Just as with other wait types, understanding exactly what SOS_SCHEDULER_YIELD means is key to understanding how to troubleshoot it, and whether the behavior is expected because of the workload being processed.

When you have a performance problem, take the time to understand the data you have, and perform further investigations to help narrow down the root cause of the problem. Do not just grasp at whatever seems to be the top wait statistic and follow the first piece of advice you come across online (unless it is from a well-known and reputable source) or you likely will not solve your problem, and may even make it worse.

PAGEIOLATCH_SH

Continuing on the theme of wait stats which can induce a knee-jerk troubleshooting reaction from the less experienced, I will begin by saying that there are really multiple kinds of PAGEIOLATCH waits, which I have signified with the XX at the end. The most common examples are:

  • PAGEIOLATCH_SH – (SHare) waiting for a data file page to be brought from disk into the buffer pool so its contents can be read.
  • PAGEIOLATCH_EX or PAGEIOLATCH_UP – (EXclusive or UPdate) waiting for a data file page to be brought from disk into the buffer pool so its contents can be modified.

Of these, the most common type, by far, is PAGEIOLATCH_SH.

When this wait type is the most prevalent on a server, the knee-jerk reaction is to conclude that the I/O subsystem must have a problem and so that's where investigations should be focused.

The first thing to do is to compare the PAGEIOLATCH_SH wait count and duration against your baseline. If the volume of waits is more or less the same, but the duration of each read wait has become much longer, then I'd be concerned about an I/O subsystem problem, such as:

  • A misconfiguration/malfunction at the I/O subsystem level
  • Network latency
  • Another I/O workload causing contention with our workload
  • Configuration of synchronous I/O-subsystem replication/mirroring

In my experience, the pattern is often that the number of PAGEIOLATCH_SH waits has increased substantially from the baseline (normal) amount and the wait duration has also increased (i.e. the time for a read I/O has increased), because the large number of reads overloads the I/O subsystem. This isn't an I/O subsystem problem – this is SQL Server driving more I/Os than it should be. The focus now needs to switch to SQL Server to identify the cause of the extra I/Os.

Causes of Large Numbers of Read I/Os

SQL Server has two types of reads: logical I/Os and physical I/Os. When the Access Methods portion of the Storage Engine needs to access a page, it asks the Buffer Pool for a pointer to the page in memory (called a logical I/O) and the Buffer Pool checks through its metadata to see if that page is already in memory.

If the page is in memory, the Buffer Pool gives the Access Methods the pointer, and the I/O remains a logical I/O. If the page is not in memory, the Buffer Pool issues a "real" I/O (called a physical I/O) and the thread has to wait for it to complete – incurring a PAGEIOLATCH_XX wait. Once the I/O completes and the pointer is available, the thread is notified and can continue running.

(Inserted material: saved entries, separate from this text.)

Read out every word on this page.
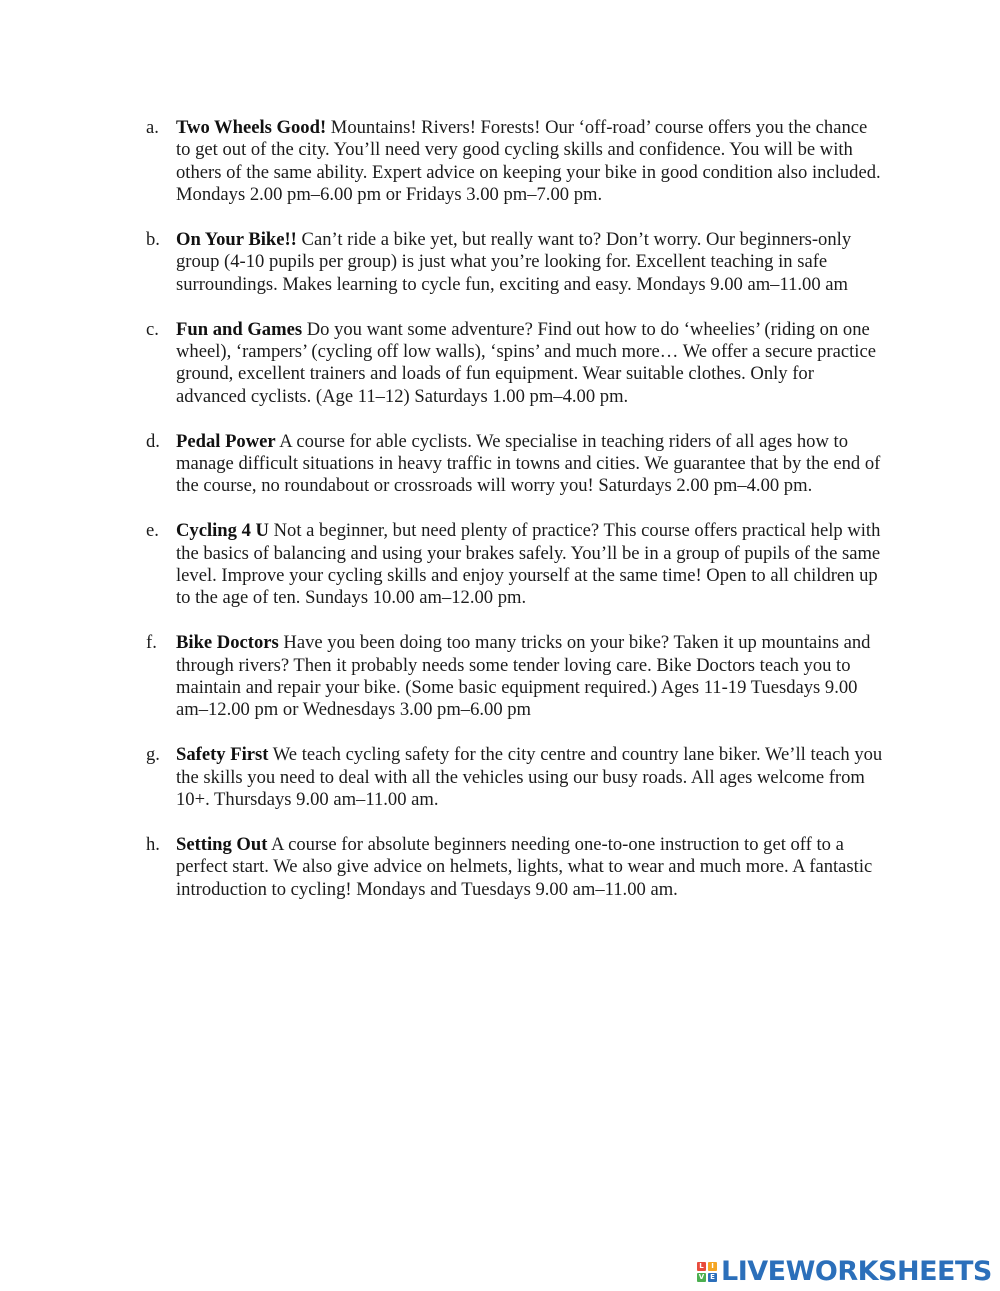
a. Two Wheels Good! Mountains! Rivers! Forests! Our ‘off-road’ course offers you the chance to get out of the city. You’ll need very good cycling skills and confidence. You will be with others of the same ability. Expert advice on keeping your bike in good condition also included. Mondays 2.00 pm–6.00 pm or Fridays 3.00 pm–7.00 pm.
b. On Your Bike!! Can’t ride a bike yet, but really want to? Don’t worry. Our beginners-only group (4-10 pupils per group) is just what you’re looking for. Excellent teaching in safe surroundings. Makes learning to cycle fun, exciting and easy. Mondays 9.00 am–11.00 am
c. Fun and Games Do you want some adventure? Find out how to do ‘wheelies’ (riding on one wheel), ‘rampers’ (cycling off low walls), ‘spins’ and much more… We offer a secure practice ground, excellent trainers and loads of fun equipment. Wear suitable clothes. Only for advanced cyclists. (Age 11–12) Saturdays 1.00 pm–4.00 pm.
d. Pedal Power A course for able cyclists. We specialise in teaching riders of all ages how to manage difficult situations in heavy traffic in towns and cities. We guarantee that by the end of the course, no roundabout or crossroads will worry you! Saturdays 2.00 pm–4.00 pm.
e. Cycling 4 U Not a beginner, but need plenty of practice? This course offers practical help with the basics of balancing and using your brakes safely. You’ll be in a group of pupils of the same level. Improve your cycling skills and enjoy yourself at the same time! Open to all children up to the age of ten. Sundays 10.00 am–12.00 pm.
f. Bike Doctors Have you been doing too many tricks on your bike? Taken it up mountains and through rivers? Then it probably needs some tender loving care. Bike Doctors teach you to maintain and repair your bike. (Some basic equipment required.) Ages 11-19 Tuesdays 9.00 am–12.00 pm or Wednesdays 3.00 pm–6.00 pm
g. Safety First We teach cycling safety for the city centre and country lane biker. We’ll teach you the skills you need to deal with all the vehicles using our busy roads. All ages welcome from 10+. Thursdays 9.00 am–11.00 am.
h. Setting Out A course for absolute beginners needing one-to-one instruction to get off to a perfect start. We also give advice on helmets, lights, what to wear and much more. A fantastic introduction to cycling! Mondays and Tuesdays 9.00 am–11.00 am.
L	I
V E LIVEWORKSHEETS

In an ideal world, your entire workload would fit in memory and so once the buffer pool has "warmed up" and holds all the workload, no more reads are required, only writes of updated data. It is not an ideal world though, and most of you do not have that luxury, so some reads are inevitable. As long as the number of reads stays around your baseline amount, there is no problem.

When a large number of reads are required suddenly and unexpectedly, that is a sign that there is a significant change in either the workload, the amount of buffer pool memory available for storing in-memory copies of pages, or both.

Here are some possible root causes (not an exhaustive list):

  • External Windows memory pressure on SQL Server causing the memory manager to reduce the buffer pool size
  • Plan cache bloat causing extra memory to be borrowed from the buffer pool
  • A query plan doing a table/clustered index scan (instead of an index seek) because of:
    • a workload volume increase
    • a parameter sniffing problem
    • a required nonclustered index that was dropped or changed
    • an implicit conversion

One pattern to look for that would suggest a table/clustered index scan being the cause is also seeing a large number of CXPACKET waits along with the PAGEIOLATCH_SH waits. This is a common pattern that indicates large, parallel table/clustered index scans occurring.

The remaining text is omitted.